In the days prior to Skymint entering receivership, 3Fifteen Cannabis retook control of several stores acquired by Skymint, including dispensaries in Hamtramck, Grand Rapids, Camden and two in Battle Creek, according to court records.
But the circuit court judge in Ingham County ordered 3Fifteen to cede control back to Skymint, according to court records, as well as return control of bank accounts with nearly $500,000 in funds to Skymint.
Lawyers for Skymint and the receiver argued in a court hearing last week that 3Fifteen had not returned the bank accounts and should be held in contempt of court. 3Fifteen’s lawyers argued the order should be reversed and control of those stores and accounts should remain in 3Fifteen’s control.
“(The March 29 order) … required a return to the status quo, required return of money that was improperly taken, and so if you were to enter a stay of that March 29 order, it would reignite the chaos and the smash-and-grab tactics that we sought this court’s intervention and protection for,” David Dragich, partner at The Dragich Law Firm PLLC and attorney for the receiver in the case, argued in the hearing to the judge.
According to arguments in the hearing, 3Fifteen had used more than $600,000 from the accounts in question at Live Life Credit Union to pay leases and payments linked to the acquisition.
“What we want from the stay pending appeal is these locations to be shut down,” Max Newman, partner at law firm Butzel Long and attorney for 3Fifteen, argued in the hearing. “Smash-and-grab is what the other side is doing, and particularly how we see Tropics and Skymint. These operations under Skymint’s management, and I’d call it mismanagement, are losing hundreds of thousands of dollars a month …”
3Fifteen and Merida accused Skymint’s former CEO Jeff Radway of several misdeeds, including using the company as his personal piggy bank in several extramarital affairs. Radway left the company on an “indefinite leave of absence” on April 7, according to an email to employees from Jeff Donahue, Skymint’s executive vice president and general counsel, that was obtained by Crain’s.
The Ingham County judge, however, did not buy into 3Fifteen’s claims that it should be separated from the receivership or authorize an appeal in another court and refused to reverse the March 29 order, according to the transcript from the May 3 hearing.

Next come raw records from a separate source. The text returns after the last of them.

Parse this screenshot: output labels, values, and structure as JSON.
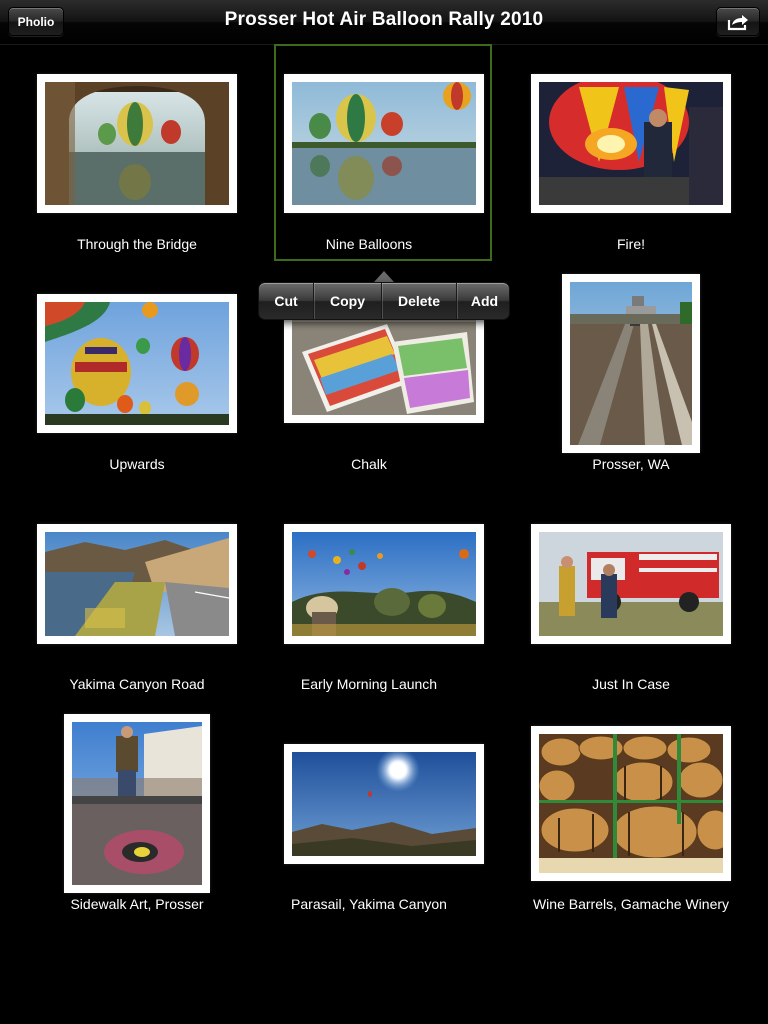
{
  "nav": {
    "title": "Prosser Hot Air Balloon Rally 2010",
    "back_label": "Pholio",
    "share_icon": "share-arrow-icon"
  },
  "context_menu": {
    "items": [
      "Cut",
      "Copy",
      "Delete",
      "Add"
    ]
  },
  "photos": [
    {
      "caption": "Through the Bridge",
      "selected": false
    },
    {
      "caption": "Nine Balloons",
      "selected": true
    },
    {
      "caption": "Fire!",
      "selected": false
    },
    {
      "caption": "Upwards",
      "selected": false
    },
    {
      "caption": "Chalk",
      "selected": false
    },
    {
      "caption": "Prosser, WA",
      "selected": false
    },
    {
      "caption": "Yakima Canyon Road",
      "selected": false
    },
    {
      "caption": "Early Morning Launch",
      "selected": false
    },
    {
      "caption": "Just In Case",
      "selected": false
    },
    {
      "caption": "Sidewalk Art, Prosser",
      "selected": false
    },
    {
      "caption": "Parasail, Yakima Canyon",
      "selected": false
    },
    {
      "caption": "Wine Barrels, Gamache Winery",
      "selected": false
    }
  ],
  "colors": {
    "background": "#000000",
    "selection_border": "#3e6a1c",
    "frame": "#ffffff"
  }
}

“The March 29 order restored the status quo and, again, 3Ffiteen isn’t asking for a stay that would just stop this case from proceeding, they’re asking to reverse parts of the March 29 order,” Judge Joyce Draganchuk said in the hearing. “So I think in balancing harms, there would be greater harm in granting the stay than in not … in my view, businesses should not be thrown into upheaval and the order appointing a receiver and the March 29 order stabilizes the businesses and allows them to continue in smooth operations.”
And with that, the judge denied 3Fifteen’s request. The judge also denied 3Fifteen’s request to enter arbitration over the purchase agreement with Skymint.

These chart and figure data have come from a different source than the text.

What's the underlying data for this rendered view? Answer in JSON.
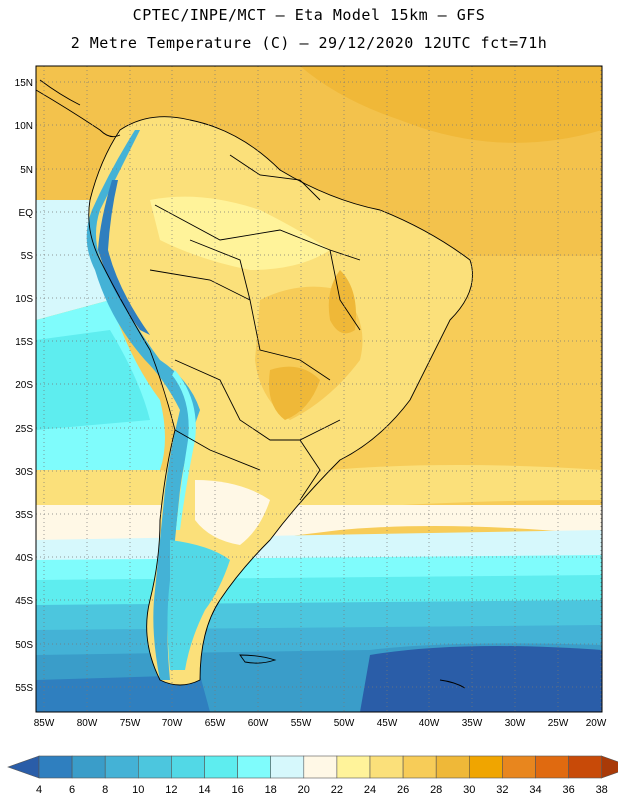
{
  "title_line1": "CPTEC/INPE/MCT –  Eta Model 15km – GFS",
  "title_line2": "2 Metre Temperature (C) – 29/12/2020 12UTC fct=71h",
  "lat_labels": [
    "15N",
    "10N",
    "5N",
    "EQ",
    "5S",
    "10S",
    "15S",
    "20S",
    "25S",
    "30S",
    "35S",
    "40S",
    "45S",
    "50S",
    "55S"
  ],
  "lon_labels": [
    "85W",
    "80W",
    "75W",
    "70W",
    "65W",
    "60W",
    "55W",
    "50W",
    "45W",
    "40W",
    "35W",
    "30W",
    "25W",
    "20W"
  ],
  "colorbar": {
    "levels": [
      "4",
      "6",
      "8",
      "10",
      "12",
      "14",
      "16",
      "18",
      "20",
      "22",
      "24",
      "26",
      "28",
      "30",
      "32",
      "34",
      "36",
      "38"
    ],
    "colors": [
      "#2a5da8",
      "#2f7fbf",
      "#3a9dc9",
      "#44b2d6",
      "#4cc6de",
      "#52d8e6",
      "#5eedef",
      "#7ffcfc",
      "#d6f8fc",
      "#fff8e6",
      "#fff39a",
      "#fbe07a",
      "#f7cc58",
      "#efb838",
      "#f0a500",
      "#e8861e",
      "#e06a10",
      "#c84a08",
      "#a93a08"
    ],
    "underflow_color": "#2a5da8",
    "overflow_color": "#a93a08"
  },
  "grid": "dotted"
}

The plaintiff and defendant lawyers also argued over the $600,000 in funds 3Fifteen took from accounts to pay itself and expenses for the operations it believes it controls.
3Fifteen’s attorneys argued those expenses needed to be paid and the receiver would have done it anyway. The receiver’s attorney disagreed.

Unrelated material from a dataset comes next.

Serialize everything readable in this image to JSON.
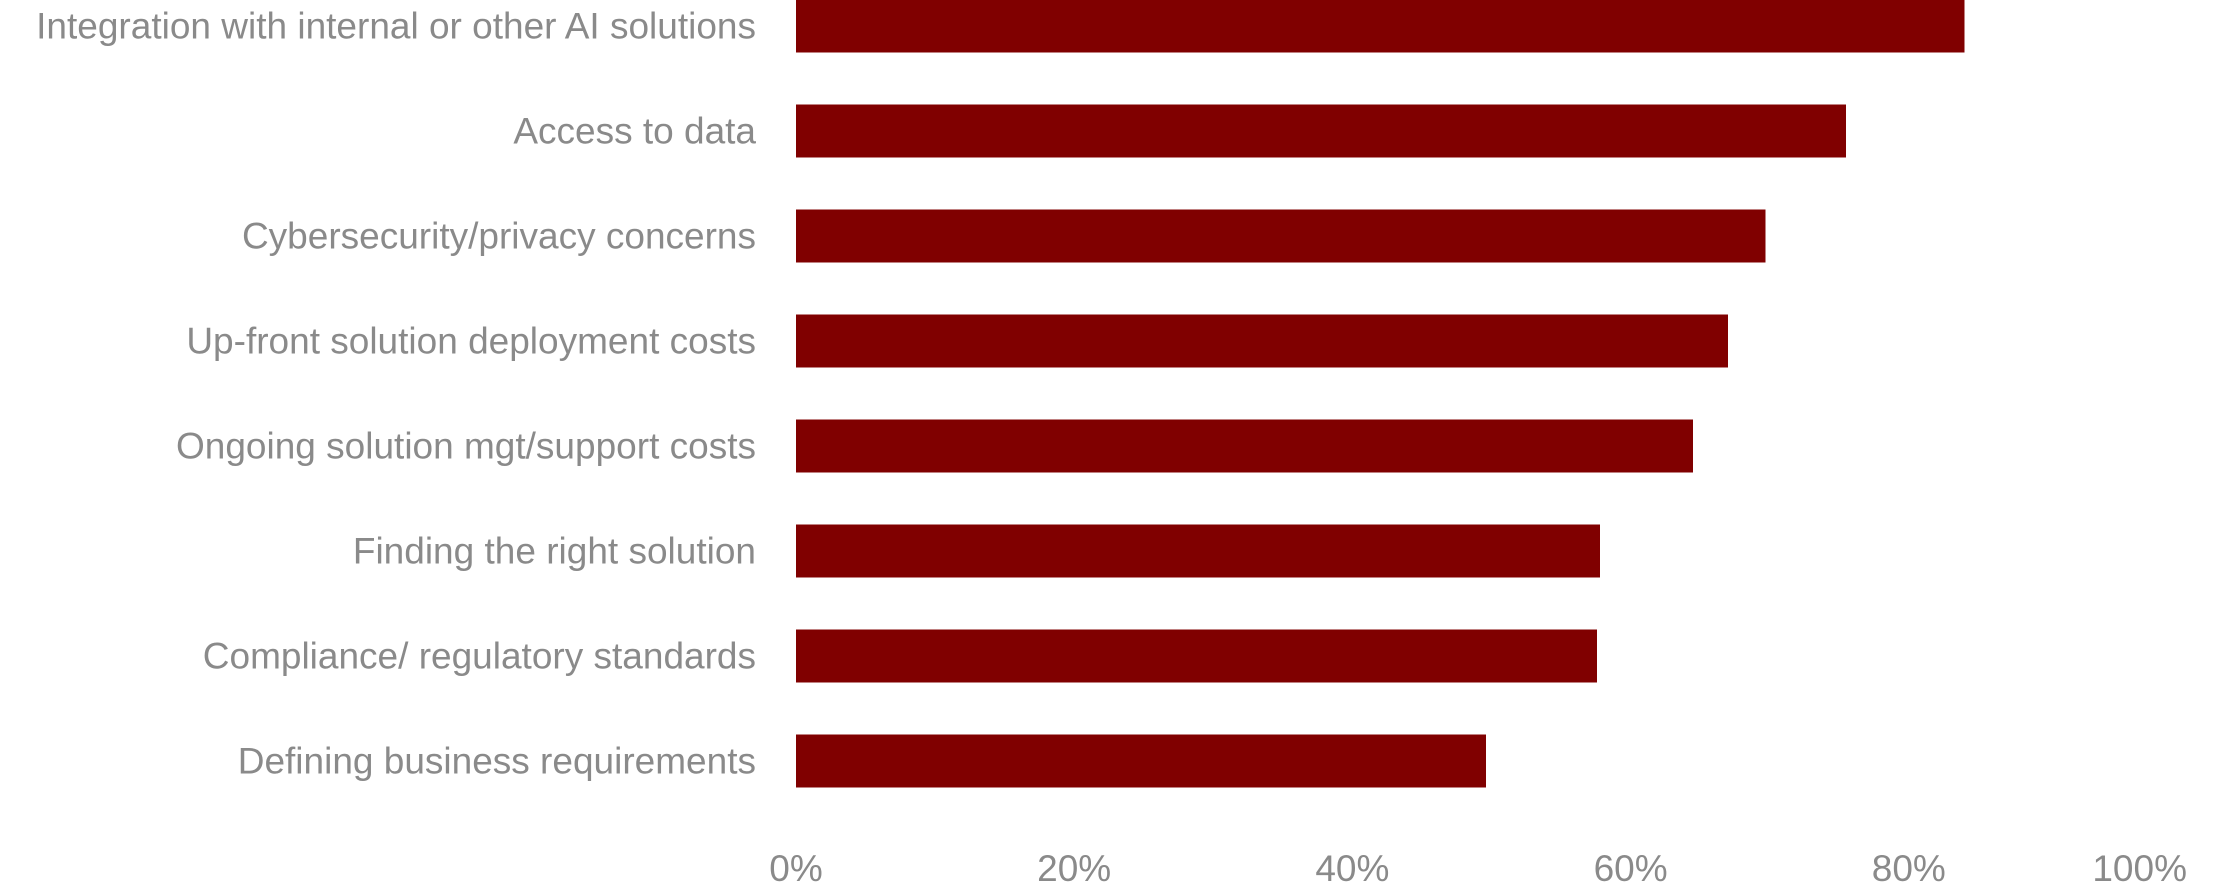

“It’s like robbing a convenience store and saying, ‘Well, we paid the wages of the employee because we gave the guy a $100 on the way out the door,'” Dragich said. “You don’t get to make that decision. You’ve taken the money from the receivership estate and all we’re asking for, again, is that those funds be returned and they be returned promptly.”
3Fifteen’s lawyer, Newman, argued the use of those funds was done because the order appointing a receiver was “ambiguous, vague, overwrought, verbose.”
Judge Draganchuck reminded Newman her signature was on that order.
“I know but it’s got typographical errors in it, misuse of apostrophes, literally repetition of the same phrase twice in a row that suggests that nobody proofread that order and the reason nobody proofread that order is, quite frankly, it’s unreadable,” Newman replied.
The judge ordered 3Fifteen to repay the more than $600,000 to Skymint, including the repayment of $375,000 within 24 hours of the May 3 hearing and the remainder by May 17.
The judge, however, declined to hold 3Fifteen in contempt of court over the ordeal.